The most important presidential election of our time doesn’t seem to be about the issues affecting our everyday lives – skyrocketing medical coverage, safety of our citizens at home and abroad, economic recovery (which I keep being told is a reality, but it seems like a mirage to me). Instead, the election is about lecherous groping and mishandling email. One candidate is a cunning business man who lost billions of dollars and still calls himself a success. Another candidate has a life-long commitment to helping people, only to seemingly put herself above everybody else. It would have been a perfect year for a third party to emerge and lead our country into a reorganized future full of real hope and real change, instead of the smoke and mirrors reflecting the “transparency” of the last administration. Then along came Aleppo and all hope went out the window for a third party to be taken seriously at least time around.
Now we’re left with a cold, hard decision. Voters are stuck between a crook and a head case. How can anyone be expected to choose between the two? Not voting is not an option. Neither is moving to Canada. Elections should be exciting, not anxiety inducing. With one candidate already refusing to acknowledge the outcome of the election, maybe the torture will not end on voting day. Maybe it continue until the losers unite and succeed from the union. The new Civil War we’re heading for will be anything but civil if the debates we’ve seen are any indication.

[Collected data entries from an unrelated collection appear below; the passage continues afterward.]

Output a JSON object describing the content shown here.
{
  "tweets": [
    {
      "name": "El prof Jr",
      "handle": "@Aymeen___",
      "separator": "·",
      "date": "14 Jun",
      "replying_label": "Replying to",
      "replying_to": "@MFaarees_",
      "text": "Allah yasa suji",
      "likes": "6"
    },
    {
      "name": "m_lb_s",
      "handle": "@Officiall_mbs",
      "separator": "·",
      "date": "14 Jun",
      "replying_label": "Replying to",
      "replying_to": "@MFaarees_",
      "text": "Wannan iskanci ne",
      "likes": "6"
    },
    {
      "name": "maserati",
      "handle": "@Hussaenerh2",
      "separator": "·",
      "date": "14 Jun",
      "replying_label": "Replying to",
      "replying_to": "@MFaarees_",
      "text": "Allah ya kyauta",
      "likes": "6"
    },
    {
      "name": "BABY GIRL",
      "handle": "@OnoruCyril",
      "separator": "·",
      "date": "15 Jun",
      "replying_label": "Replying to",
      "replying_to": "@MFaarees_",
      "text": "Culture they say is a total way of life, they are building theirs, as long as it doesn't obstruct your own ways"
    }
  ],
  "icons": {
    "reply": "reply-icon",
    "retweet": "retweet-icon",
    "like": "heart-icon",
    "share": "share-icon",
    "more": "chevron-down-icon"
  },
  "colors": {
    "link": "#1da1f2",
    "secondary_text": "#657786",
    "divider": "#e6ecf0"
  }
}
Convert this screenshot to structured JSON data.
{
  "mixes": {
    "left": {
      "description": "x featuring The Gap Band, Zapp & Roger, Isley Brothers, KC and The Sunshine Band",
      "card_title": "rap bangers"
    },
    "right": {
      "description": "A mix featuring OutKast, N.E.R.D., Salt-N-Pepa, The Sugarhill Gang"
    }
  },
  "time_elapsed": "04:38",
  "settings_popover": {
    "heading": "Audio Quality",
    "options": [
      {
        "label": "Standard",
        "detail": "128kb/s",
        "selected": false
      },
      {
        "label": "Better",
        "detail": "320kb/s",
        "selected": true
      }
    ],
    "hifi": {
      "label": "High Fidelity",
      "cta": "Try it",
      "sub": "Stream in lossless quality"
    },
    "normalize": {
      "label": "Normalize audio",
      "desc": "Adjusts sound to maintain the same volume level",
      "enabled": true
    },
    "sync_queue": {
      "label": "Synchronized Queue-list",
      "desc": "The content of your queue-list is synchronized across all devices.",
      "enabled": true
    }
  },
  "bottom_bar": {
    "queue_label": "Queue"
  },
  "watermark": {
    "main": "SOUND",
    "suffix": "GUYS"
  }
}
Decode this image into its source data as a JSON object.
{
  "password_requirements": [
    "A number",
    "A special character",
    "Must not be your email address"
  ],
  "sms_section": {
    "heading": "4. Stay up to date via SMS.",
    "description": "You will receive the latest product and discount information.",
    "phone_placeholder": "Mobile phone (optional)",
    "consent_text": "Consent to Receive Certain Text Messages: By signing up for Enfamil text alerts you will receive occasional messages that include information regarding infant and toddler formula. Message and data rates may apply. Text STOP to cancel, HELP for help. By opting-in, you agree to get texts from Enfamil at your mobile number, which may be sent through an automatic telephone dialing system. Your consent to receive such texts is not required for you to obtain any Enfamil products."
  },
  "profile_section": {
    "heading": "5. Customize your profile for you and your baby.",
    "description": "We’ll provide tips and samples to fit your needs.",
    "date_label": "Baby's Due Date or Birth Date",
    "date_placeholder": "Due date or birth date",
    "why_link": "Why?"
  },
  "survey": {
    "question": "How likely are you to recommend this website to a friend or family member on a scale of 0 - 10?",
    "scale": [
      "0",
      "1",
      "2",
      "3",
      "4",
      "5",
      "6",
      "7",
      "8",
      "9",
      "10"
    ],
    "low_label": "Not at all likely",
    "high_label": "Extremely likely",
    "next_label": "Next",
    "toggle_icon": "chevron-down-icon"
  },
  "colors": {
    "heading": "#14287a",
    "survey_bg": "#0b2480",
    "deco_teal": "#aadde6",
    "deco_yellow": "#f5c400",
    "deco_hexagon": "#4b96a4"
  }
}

This election has produced political campaigns full of hatred and venom on an unprecedented (and unpresidential) scale from both parties. Well, the party’s over. It’s time to get real.
I’m not looking forward to casting my vote on Tuesday, but I feel it’s my civic duty. Like everyone else, I’ll hold my nose and head for the polls. I wonder why I need to show a photo I.D. to buy cough medicine at Walmart, but to vote for president I just need to spout off a random address to the aging housewife working the table at the town hall. She crosses off a name on a list and tells me I’m good to go. If some people in town are not voting, can I go to their precincts, announce their address and cast their vote for them? Apparently so.
Monday, the night before the election, I’m not going to wrack my brain trying to make sense of the chaos happening on the political front. Instead, I’ll be at Walgreens stocking up on Advil and Tums. I’ll try to get home in time to watch Dancing With The Stars (heavy on the dancing, light on the stars). I hope the conspiratorial Russian hackers don’t try to manipulate the dancer’s scores. Later, I’ll be watching American Horror Story on DVR while Aleppo falls and the Middle East once again erupts into flames. Then I’ll watch the local news at 11:00 and pray that no one I know is involved in any of the madness happening on the streets.
When the final votes are cast on Tuesday, November 8th, a new world begins. I just hope the old world hangs on until this national nightmare is over.